Войдя в гостиную, Гастон увидел там слугу, который сообщил ему, что герцог уже уехал и оставил ему записку. Записка гласила следующее:
"Этой ночью в замке Монсо состоится костюмированный бал, регент будет на нем присутствовать. У него есть привычка около часу ночи удаляться одному в одну из оранжерей, которую он очень любит и которая расположена в конце Золотой галереи. Туда обычно, кроме него, никто не входит, потому что эта его привычка всем известна и ее уважают. Регент будет одет в черное бархатное домино, на левом рукаве которого вышита золотая пчела Когда он хочет остаться неузнанным, он прячет вышивку в складках. Карточка, которую я Вам оставляю вместе с запиской, — посольская, она откроет Вам доступ не только на бал, но ив эту оранжерею. Вы сделаете вид, что идете туда на тайное свидание. Воспользуйтесь ею для встречи с регентом. Моя карета внизу, Вы найдете в ней свое собственное домино, кучер в Вашем распоряжении".

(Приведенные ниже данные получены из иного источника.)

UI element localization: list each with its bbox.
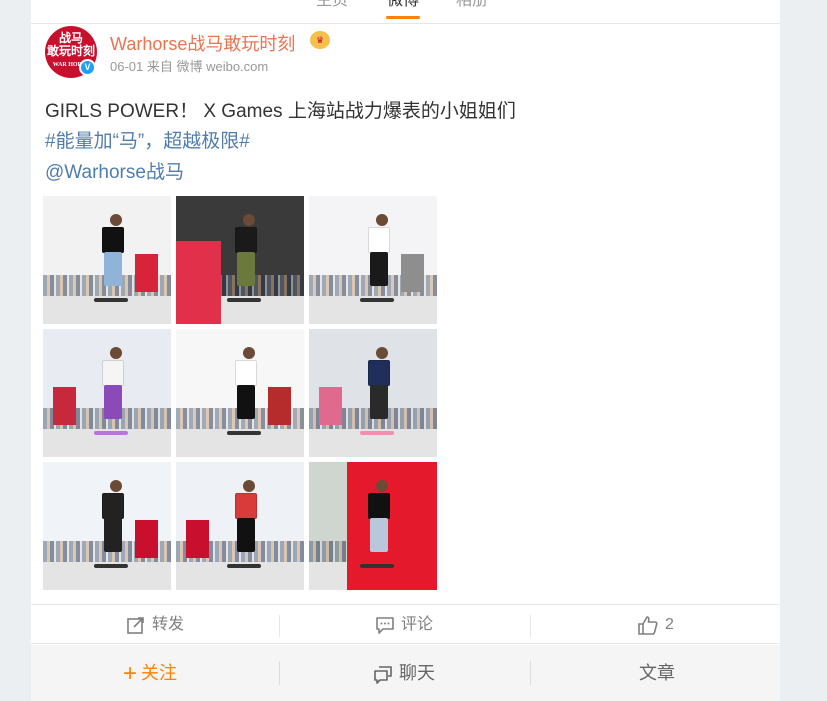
like-count: 2 — [665, 616, 674, 633]
article-label: 文章 — [639, 663, 675, 683]
follow-label: 关注 — [141, 663, 178, 683]
skater-pants — [370, 518, 389, 553]
skater-head — [242, 346, 255, 359]
photo-thumbnail[interactable] — [43, 462, 171, 590]
skater-head — [109, 213, 122, 226]
photo-accent — [53, 386, 77, 425]
like-button[interactable]: 2 — [637, 605, 674, 645]
photo-accent — [401, 253, 425, 292]
weibo-post-page: 主页 微博 相册 战马 敢玩时刻 WAR HORSE V Warhorse战马敢… — [31, 0, 780, 701]
post-text: GIRLS POWER！ X Games 上海站战力爆表的小姐姐们 — [45, 101, 516, 122]
follow-button[interactable]: + 关注 — [123, 645, 177, 701]
skateboard — [227, 431, 262, 436]
photo-accent — [347, 462, 437, 590]
username-link[interactable]: Warhorse战马敢玩时刻 — [110, 30, 295, 56]
photo-accent — [319, 386, 343, 425]
divider — [530, 615, 531, 637]
photo-accent — [186, 519, 210, 558]
photo-thumbnail[interactable] — [309, 196, 437, 324]
photo-thumbnail[interactable] — [309, 329, 437, 457]
photo-grid — [43, 196, 438, 590]
verified-icon: V — [79, 59, 96, 76]
skateboard — [360, 431, 395, 436]
skater-shirt — [101, 359, 124, 386]
skater-head — [375, 213, 388, 226]
photo-thumbnail[interactable] — [43, 196, 171, 324]
photo-thumbnail[interactable] — [309, 462, 437, 590]
repost-icon — [127, 616, 144, 634]
divider — [530, 661, 531, 685]
skateboard — [94, 564, 129, 569]
article-button[interactable]: 文章 — [639, 645, 675, 701]
avatar-logo-text: 战马 敢玩时刻 — [46, 31, 95, 58]
skater-pants — [104, 252, 123, 287]
photo-thumbnail[interactable] — [176, 462, 304, 590]
profile-tabs: 主页 微博 相册 — [31, 0, 780, 24]
skater-shirt — [367, 359, 390, 386]
skater-shirt — [367, 492, 390, 519]
skater-shirt — [101, 492, 124, 519]
photo-accent — [135, 519, 159, 558]
photo-thumbnail[interactable] — [176, 196, 304, 324]
skater-shirt — [367, 226, 390, 253]
photo-thumbnail[interactable] — [176, 329, 304, 457]
comment-icon — [376, 616, 394, 634]
skater-head — [242, 479, 255, 492]
post-meta: 06-01 来自 微博 weibo.com — [110, 59, 269, 74]
skateboard — [94, 431, 129, 436]
repost-button[interactable]: 转发 — [126, 605, 184, 645]
active-tab-indicator — [386, 16, 420, 19]
skater-pants — [370, 385, 389, 420]
skateboard — [360, 298, 395, 303]
comment-label: 评论 — [401, 616, 434, 633]
skater-pants — [237, 385, 256, 420]
skateboard — [94, 298, 129, 303]
photo-accent — [176, 240, 221, 324]
tab-weibo[interactable]: 微博 — [387, 0, 419, 10]
comment-button[interactable]: 评论 — [375, 605, 433, 645]
skateboard — [227, 298, 262, 303]
vip-crown-icon[interactable]: ♛ — [310, 31, 330, 49]
skater-pants — [370, 252, 389, 287]
divider — [279, 615, 280, 637]
chat-label: 聊天 — [399, 663, 435, 683]
skater-head — [109, 479, 122, 492]
skater-shirt — [234, 492, 257, 519]
thumbs-up-icon — [638, 615, 658, 635]
skateboard — [360, 564, 395, 569]
skateboard — [227, 564, 262, 569]
tab-album[interactable]: 相册 — [456, 0, 488, 10]
hashtag-link[interactable]: #能量加“马”，超越极限# — [45, 126, 250, 153]
repost-label: 转发 — [152, 616, 185, 633]
photo-accent — [268, 386, 292, 425]
skater-pants — [104, 518, 123, 553]
skater-pants — [237, 252, 256, 287]
plus-icon: + — [123, 660, 138, 687]
divider — [279, 661, 280, 685]
skater-head — [375, 346, 388, 359]
photo-thumbnail[interactable] — [43, 329, 171, 457]
photo-accent — [135, 253, 159, 292]
action-bar: 转发 评论 2 — [31, 604, 780, 644]
bottom-bar: + 关注 聊天 文章 — [31, 645, 780, 701]
mention-link[interactable]: @Warhorse战马 — [45, 157, 184, 184]
chat-icon — [374, 666, 392, 685]
tab-home[interactable]: 主页 — [316, 0, 348, 10]
skater-pants — [237, 518, 256, 553]
skater-head — [375, 479, 388, 492]
skater-shirt — [101, 226, 124, 253]
chat-button[interactable]: 聊天 — [373, 645, 435, 701]
skater-shirt — [234, 359, 257, 386]
skater-head — [109, 346, 122, 359]
skater-pants — [104, 385, 123, 420]
skater-head — [242, 213, 255, 226]
skater-shirt — [234, 226, 257, 253]
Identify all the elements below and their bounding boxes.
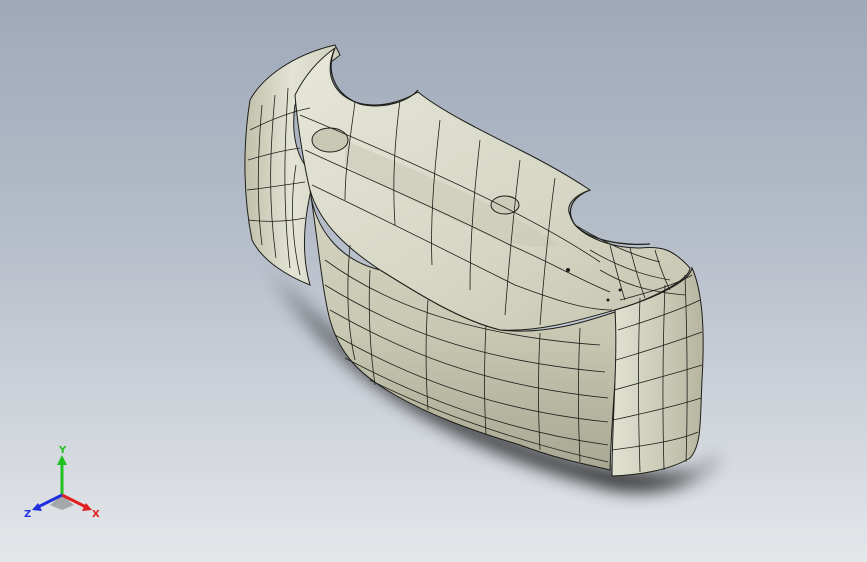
part-model[interactable] bbox=[0, 0, 867, 562]
coordinate-triad[interactable]: Y X Z bbox=[22, 445, 102, 525]
triad-base-shape bbox=[50, 495, 74, 510]
z-axis-label: Z bbox=[24, 509, 31, 520]
y-axis-arrow bbox=[57, 455, 67, 465]
graphics-viewport[interactable]: Y X Z bbox=[0, 0, 867, 562]
y-axis-label: Y bbox=[58, 445, 67, 456]
x-axis-label: X bbox=[92, 509, 100, 520]
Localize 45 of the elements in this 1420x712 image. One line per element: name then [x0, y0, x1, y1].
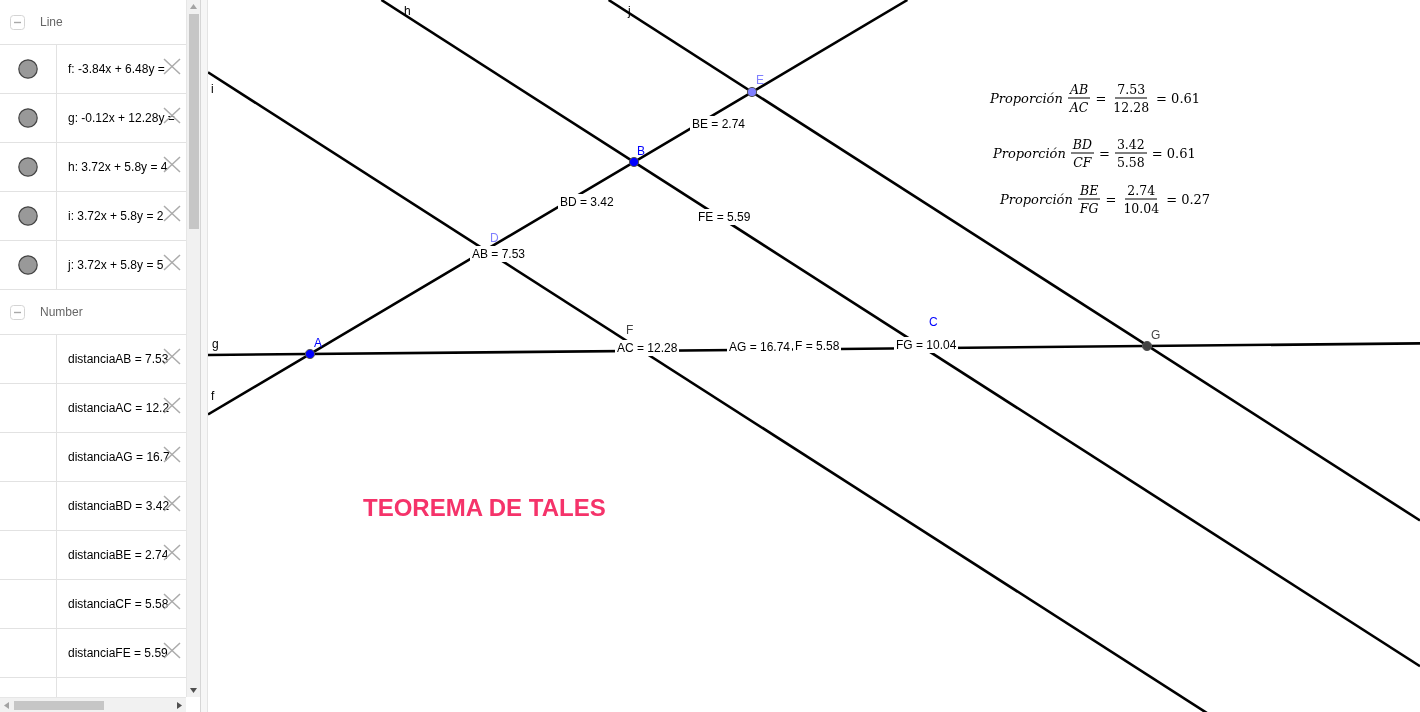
- visibility-circle-icon[interactable]: [18, 108, 38, 128]
- visibility-circle-icon[interactable]: [18, 255, 38, 275]
- algebra-entry[interactable]: f: -3.84x + 6.48y =: [68, 62, 165, 76]
- measurement-label: AB = 7.53: [470, 246, 528, 262]
- algebra-entry[interactable]: i: 3.72x + 5.8y = 2: [68, 209, 164, 223]
- group-title: Line: [40, 15, 63, 29]
- vertical-scrollbar[interactable]: [186, 0, 200, 697]
- point-label: F: [626, 323, 634, 337]
- measurement-label: BE = 2.74: [690, 116, 748, 132]
- measurement-label: FE = 5.59: [696, 209, 753, 225]
- measurement-label: BD = 3.42: [558, 194, 616, 210]
- group-title: Number: [40, 305, 83, 319]
- algebra-entry[interactable]: j: 3.72x + 5.8y = 5: [68, 258, 164, 272]
- algebra-entry[interactable]: g: -0.12x + 12.28y =: [68, 111, 175, 125]
- visibility-circle-icon[interactable]: [18, 206, 38, 226]
- point-label: E: [756, 73, 764, 87]
- line-label: f: [211, 389, 215, 403]
- algebra-entry[interactable]: distanciaFE = 5.59: [68, 646, 168, 660]
- point-label: G: [1151, 328, 1161, 342]
- line-label: i: [211, 82, 214, 96]
- algebra-entry[interactable]: distanciaAC = 12.2: [68, 401, 170, 415]
- visibility-circle-icon[interactable]: [18, 59, 38, 79]
- algebra-entry[interactable]: distanciaAG = 16.7: [68, 450, 170, 464]
- close-icon[interactable]: [163, 156, 181, 173]
- visibility-circle-icon[interactable]: [18, 157, 38, 177]
- scrollbar-thumb[interactable]: [14, 700, 104, 710]
- point-label: D: [490, 231, 499, 245]
- measurement-label: F = 5.58: [793, 338, 842, 354]
- canvas-title: TEOREMA DE TALES: [363, 494, 606, 522]
- measurement-label: FG = 10.04: [894, 337, 959, 353]
- measurement-label: AC = 12.28: [615, 340, 680, 356]
- point-label: B: [637, 144, 645, 158]
- line-label: h: [404, 4, 411, 18]
- point-label: C: [929, 315, 938, 329]
- line-label: g: [212, 337, 219, 351]
- algebra-entry[interactable]: distanciaBE = 2.74: [68, 548, 169, 562]
- point-label: A: [314, 336, 322, 350]
- horizontal-scrollbar[interactable]: [0, 697, 186, 712]
- algebra-entry[interactable]: distanciaBD = 3.42: [68, 499, 170, 513]
- measurement-label: AG = 16.74: [727, 339, 793, 355]
- close-icon[interactable]: [163, 107, 181, 124]
- scroll-right-icon[interactable]: [177, 701, 182, 709]
- algebra-entry[interactable]: distanciaCF = 5.58: [68, 597, 169, 611]
- scroll-down-icon[interactable]: [190, 688, 197, 693]
- scrollbar-thumb[interactable]: [188, 14, 199, 229]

когда Гастон прочел эту записку, открывавшую ему все двери и дававшую ему возможность встретиться, так сказать, лицом к лицу с тем, кого он должен был убить, на лбу его выступил холодный пот, и он вынужден был опереться на стул, затем, словно приняв какое-то внезапное решение, он бросился вон из гостиной, сбежал по лестнице, вскочил в карету и крикнул кучеру:
— В Монсо!
Как только шевалье вышел из гостиной, отворилась дверь, замаскированная в деревянной панели, и показался герцог, он медленно приблизился к противоположной двери, что вела в комнату Элен. Увидев его, она радостно вскрикнула.
— Ну что, — спросил регент с грустной улыбкой, — вы довольны, Элен?
— О, это вы, монсеньер! — воскликнула Элен.
— Видите, дитя мое, — продолжал регент, — мои предсказания исполнились. Поверьте же мне и надейтесь!..
— Ах, монсеньер, вы, наверное, ангел, спустившийся на землю, чтобы заменить мне отца, которого я потеряла?
— Увы, — ответил, улыбаясь, регент, — я не ангел, дорогая Элен, но, каков бы я ни был, я буду вам отцом, и отцом нежным.
И с этими словами регент хотел взять руку Элен и почтительно ее поцеловать, но девушка подставила ему лоб, и он коснулся его губами.
— Я вижу, вы его очень любите, — сказал он.
— Будьте благословенны, монсеньер.
— Да принесет мне счастье ваше благословение! — сказал регент.
И по-прежнему улыбаясь, он вышел от нее и сел в карету.
— Трогай в Пале-Рояль, — приказал он кучеру, — но учти, что через четверть часа ты должен быть в Монсо.
Кучер погнал лошадей. В тот момент, когда карета галопом подъехала к парадному входу, от дворца во весь опор отъехал курьер. Дюбуа проводил его взглядом, закрыл окно и вернулся в свои покои.